Alternatives Considered

  • Logical pg_dump / pg_restore as the migration vehicle. Rejected on empirical evidence: the spike proved AGE graphs do not round-trip across clusters (the OID-identity problem above). It remains valid only for same-cluster backup/restore.
  • pg_upgrade as a shipped, automated path. pg_upgrade preserves OIDs, so it would carry an AGE graph intact — but it requires both PostgreSQL major versions' binaries and the AGE .so for both majors present in one image, and AGE's catalog-migration scripts make no pg_upgrade guarantees. Too heavy to bake in for a platform with no production data to preserve; left as a documented manual option.

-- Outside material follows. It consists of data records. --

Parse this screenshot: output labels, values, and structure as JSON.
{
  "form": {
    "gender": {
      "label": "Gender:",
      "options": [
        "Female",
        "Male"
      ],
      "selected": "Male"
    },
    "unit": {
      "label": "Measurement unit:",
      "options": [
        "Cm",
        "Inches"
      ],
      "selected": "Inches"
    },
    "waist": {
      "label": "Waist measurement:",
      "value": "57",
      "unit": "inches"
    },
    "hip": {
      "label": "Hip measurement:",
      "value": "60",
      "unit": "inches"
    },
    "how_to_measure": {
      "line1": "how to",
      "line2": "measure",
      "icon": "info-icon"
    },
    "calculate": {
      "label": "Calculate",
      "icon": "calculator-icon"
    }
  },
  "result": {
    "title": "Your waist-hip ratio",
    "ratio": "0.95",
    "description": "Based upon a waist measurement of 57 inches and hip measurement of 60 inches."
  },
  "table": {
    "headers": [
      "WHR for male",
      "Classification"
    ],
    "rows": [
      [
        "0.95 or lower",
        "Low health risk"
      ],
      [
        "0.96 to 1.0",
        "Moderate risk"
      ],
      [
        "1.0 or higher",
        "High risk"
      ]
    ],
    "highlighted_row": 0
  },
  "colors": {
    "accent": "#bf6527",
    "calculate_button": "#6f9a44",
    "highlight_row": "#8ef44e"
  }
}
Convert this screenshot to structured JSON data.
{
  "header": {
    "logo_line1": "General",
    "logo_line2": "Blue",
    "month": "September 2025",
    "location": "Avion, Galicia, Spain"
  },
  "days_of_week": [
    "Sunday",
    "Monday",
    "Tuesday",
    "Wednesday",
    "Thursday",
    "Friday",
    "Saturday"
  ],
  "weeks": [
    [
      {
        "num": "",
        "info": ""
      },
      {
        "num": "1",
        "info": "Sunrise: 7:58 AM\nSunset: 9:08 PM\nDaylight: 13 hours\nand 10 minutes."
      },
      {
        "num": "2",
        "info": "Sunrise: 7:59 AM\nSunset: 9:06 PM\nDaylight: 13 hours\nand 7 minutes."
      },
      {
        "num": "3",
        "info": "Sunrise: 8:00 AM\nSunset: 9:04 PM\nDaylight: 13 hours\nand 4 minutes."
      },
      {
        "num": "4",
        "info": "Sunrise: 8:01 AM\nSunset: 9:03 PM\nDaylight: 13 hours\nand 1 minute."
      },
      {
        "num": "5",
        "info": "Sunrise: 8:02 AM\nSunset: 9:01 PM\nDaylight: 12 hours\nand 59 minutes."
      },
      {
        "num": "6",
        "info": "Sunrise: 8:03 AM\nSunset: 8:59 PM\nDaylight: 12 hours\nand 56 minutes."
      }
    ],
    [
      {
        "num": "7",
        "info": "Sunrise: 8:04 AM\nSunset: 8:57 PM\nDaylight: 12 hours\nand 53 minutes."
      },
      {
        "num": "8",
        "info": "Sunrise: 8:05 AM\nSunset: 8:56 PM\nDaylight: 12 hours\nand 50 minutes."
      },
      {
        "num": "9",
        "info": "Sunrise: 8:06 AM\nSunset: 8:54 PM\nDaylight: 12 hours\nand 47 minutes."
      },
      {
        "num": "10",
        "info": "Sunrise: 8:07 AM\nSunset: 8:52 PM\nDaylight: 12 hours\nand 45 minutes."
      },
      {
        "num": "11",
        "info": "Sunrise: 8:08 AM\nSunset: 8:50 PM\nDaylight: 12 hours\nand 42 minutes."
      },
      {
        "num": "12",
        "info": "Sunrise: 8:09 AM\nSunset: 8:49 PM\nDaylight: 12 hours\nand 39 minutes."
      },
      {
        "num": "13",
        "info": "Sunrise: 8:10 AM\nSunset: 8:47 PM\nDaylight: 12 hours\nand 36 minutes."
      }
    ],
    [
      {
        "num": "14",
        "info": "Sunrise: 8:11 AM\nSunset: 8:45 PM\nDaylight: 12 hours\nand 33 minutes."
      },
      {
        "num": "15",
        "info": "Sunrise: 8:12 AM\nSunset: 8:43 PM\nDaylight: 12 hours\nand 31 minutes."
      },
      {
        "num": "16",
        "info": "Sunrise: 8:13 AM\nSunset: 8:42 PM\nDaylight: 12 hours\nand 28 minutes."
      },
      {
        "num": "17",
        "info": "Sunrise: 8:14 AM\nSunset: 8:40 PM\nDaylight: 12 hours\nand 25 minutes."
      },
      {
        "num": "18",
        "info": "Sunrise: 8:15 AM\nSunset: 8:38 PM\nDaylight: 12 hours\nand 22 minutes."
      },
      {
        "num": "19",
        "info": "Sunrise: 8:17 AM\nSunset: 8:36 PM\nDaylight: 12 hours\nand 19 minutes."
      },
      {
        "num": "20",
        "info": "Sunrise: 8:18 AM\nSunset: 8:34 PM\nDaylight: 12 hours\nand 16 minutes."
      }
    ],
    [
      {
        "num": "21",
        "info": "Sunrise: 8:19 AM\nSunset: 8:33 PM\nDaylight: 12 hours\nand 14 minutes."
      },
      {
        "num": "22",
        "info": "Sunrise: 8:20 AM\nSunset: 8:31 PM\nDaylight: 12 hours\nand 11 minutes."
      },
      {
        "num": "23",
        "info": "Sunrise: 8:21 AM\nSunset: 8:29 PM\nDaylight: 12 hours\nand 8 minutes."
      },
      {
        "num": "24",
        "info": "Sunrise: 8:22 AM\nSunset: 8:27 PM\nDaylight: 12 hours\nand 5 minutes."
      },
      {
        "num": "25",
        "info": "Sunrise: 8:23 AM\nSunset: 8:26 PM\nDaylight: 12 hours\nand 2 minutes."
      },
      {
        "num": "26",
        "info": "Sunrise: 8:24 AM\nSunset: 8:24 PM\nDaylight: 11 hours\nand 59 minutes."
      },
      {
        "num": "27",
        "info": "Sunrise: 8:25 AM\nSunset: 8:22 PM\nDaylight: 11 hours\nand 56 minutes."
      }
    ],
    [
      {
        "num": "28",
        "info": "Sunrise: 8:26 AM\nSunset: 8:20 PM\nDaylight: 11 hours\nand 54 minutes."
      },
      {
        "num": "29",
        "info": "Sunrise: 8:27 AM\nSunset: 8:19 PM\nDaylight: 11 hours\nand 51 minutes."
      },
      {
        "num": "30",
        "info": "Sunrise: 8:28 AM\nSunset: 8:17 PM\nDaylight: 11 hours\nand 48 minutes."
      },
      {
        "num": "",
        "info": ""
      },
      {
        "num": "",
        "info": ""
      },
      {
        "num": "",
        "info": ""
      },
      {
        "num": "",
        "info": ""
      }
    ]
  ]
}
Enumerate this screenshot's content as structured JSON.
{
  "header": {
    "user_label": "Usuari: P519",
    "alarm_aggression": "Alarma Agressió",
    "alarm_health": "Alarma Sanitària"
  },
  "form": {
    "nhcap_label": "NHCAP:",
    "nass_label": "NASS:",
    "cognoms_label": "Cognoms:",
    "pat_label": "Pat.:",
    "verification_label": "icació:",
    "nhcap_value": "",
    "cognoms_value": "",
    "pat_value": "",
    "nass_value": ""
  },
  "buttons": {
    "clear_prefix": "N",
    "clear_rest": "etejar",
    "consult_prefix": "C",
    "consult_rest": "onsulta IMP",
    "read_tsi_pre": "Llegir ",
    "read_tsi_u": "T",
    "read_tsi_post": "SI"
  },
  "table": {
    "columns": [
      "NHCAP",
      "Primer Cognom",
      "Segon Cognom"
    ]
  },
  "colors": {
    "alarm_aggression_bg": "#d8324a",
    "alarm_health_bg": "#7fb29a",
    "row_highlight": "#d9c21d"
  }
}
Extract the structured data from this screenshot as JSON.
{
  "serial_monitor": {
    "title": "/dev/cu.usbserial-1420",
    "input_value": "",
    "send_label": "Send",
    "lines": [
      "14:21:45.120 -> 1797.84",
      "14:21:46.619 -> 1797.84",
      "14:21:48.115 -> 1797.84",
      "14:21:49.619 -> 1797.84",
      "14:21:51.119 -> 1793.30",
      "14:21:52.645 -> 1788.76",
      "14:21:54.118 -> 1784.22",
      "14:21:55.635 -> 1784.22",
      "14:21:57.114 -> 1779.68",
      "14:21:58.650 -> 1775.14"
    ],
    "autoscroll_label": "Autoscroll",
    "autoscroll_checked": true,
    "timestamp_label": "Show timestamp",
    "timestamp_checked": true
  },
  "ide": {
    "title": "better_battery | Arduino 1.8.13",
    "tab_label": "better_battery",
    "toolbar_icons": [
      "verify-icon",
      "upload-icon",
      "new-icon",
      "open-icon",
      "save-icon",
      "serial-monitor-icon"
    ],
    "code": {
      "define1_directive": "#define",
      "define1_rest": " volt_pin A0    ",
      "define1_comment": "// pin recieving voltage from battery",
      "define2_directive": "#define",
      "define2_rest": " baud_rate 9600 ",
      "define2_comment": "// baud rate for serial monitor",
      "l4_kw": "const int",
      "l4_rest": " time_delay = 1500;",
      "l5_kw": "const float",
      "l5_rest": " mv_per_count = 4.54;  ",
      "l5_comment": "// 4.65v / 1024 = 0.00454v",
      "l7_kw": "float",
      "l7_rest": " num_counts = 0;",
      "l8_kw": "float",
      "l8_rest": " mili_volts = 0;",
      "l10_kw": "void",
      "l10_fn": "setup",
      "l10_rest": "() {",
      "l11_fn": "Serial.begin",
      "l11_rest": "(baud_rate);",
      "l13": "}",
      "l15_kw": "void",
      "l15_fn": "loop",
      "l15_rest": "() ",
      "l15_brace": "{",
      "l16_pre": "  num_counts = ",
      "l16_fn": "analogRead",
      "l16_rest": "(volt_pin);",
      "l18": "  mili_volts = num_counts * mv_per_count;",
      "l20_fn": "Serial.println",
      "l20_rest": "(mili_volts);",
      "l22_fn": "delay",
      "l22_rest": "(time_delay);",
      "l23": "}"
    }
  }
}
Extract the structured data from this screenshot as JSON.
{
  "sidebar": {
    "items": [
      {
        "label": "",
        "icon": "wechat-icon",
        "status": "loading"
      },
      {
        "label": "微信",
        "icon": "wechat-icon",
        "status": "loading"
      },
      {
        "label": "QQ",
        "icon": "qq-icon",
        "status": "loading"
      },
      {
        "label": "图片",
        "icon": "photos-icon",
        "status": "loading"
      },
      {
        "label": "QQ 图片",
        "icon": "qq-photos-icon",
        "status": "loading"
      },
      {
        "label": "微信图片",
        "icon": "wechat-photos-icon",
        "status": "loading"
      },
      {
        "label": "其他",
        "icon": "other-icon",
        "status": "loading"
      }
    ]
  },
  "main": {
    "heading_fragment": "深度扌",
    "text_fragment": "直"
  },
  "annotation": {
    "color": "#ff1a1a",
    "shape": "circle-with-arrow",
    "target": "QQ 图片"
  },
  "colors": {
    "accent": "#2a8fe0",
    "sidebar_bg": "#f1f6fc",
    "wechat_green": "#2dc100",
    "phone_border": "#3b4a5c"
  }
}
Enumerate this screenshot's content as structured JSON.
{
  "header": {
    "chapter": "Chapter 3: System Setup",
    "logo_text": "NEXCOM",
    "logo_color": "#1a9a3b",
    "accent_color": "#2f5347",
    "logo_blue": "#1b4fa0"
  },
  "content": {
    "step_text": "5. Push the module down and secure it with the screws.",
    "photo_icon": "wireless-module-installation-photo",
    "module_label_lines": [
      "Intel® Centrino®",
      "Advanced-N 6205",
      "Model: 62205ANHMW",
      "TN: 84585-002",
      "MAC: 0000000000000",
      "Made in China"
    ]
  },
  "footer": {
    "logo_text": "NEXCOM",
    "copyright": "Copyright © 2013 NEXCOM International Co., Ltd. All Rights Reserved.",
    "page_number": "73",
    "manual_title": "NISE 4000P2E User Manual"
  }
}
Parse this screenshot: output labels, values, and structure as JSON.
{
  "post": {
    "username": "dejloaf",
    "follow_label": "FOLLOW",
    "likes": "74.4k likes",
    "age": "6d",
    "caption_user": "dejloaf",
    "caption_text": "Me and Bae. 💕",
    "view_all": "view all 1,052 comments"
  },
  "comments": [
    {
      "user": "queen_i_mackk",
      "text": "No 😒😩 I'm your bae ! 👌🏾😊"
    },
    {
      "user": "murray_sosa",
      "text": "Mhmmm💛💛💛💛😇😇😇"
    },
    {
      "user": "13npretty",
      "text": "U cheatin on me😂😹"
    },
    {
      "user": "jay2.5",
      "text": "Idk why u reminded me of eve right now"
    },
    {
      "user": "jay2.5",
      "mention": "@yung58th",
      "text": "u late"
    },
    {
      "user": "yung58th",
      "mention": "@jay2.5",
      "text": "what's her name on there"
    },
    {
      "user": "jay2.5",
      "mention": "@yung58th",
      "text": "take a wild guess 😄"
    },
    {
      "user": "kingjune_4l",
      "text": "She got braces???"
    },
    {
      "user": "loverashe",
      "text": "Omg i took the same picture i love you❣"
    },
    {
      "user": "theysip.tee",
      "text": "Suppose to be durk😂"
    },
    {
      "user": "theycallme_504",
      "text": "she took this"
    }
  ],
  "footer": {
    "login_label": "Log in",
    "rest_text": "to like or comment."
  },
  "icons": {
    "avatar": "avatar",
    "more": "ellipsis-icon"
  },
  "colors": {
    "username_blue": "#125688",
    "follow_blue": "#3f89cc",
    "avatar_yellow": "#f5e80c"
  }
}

  • Post-restore catalog fixup (rewriting ag_graph.graphid / ag_label.graph from the stale OID to the new schema OID). Technically possible but fragile — it requires dropping and re-adding the fk_graph_oid constraint and is unverified surgery, not a blessed path.
  • Staying on PostgreSQL 17. Rejected — it accumulates drift from the upstream baseline with no offsetting benefit; AGE 1.7.0 for PG 18 is a normal release.
  • Parallel PG 17 / PG 18 support (multi-version dist/, dual base pins). Rejected — the platform has a single deployment target; carrying two versions multiplies build and CI surface for no consumer.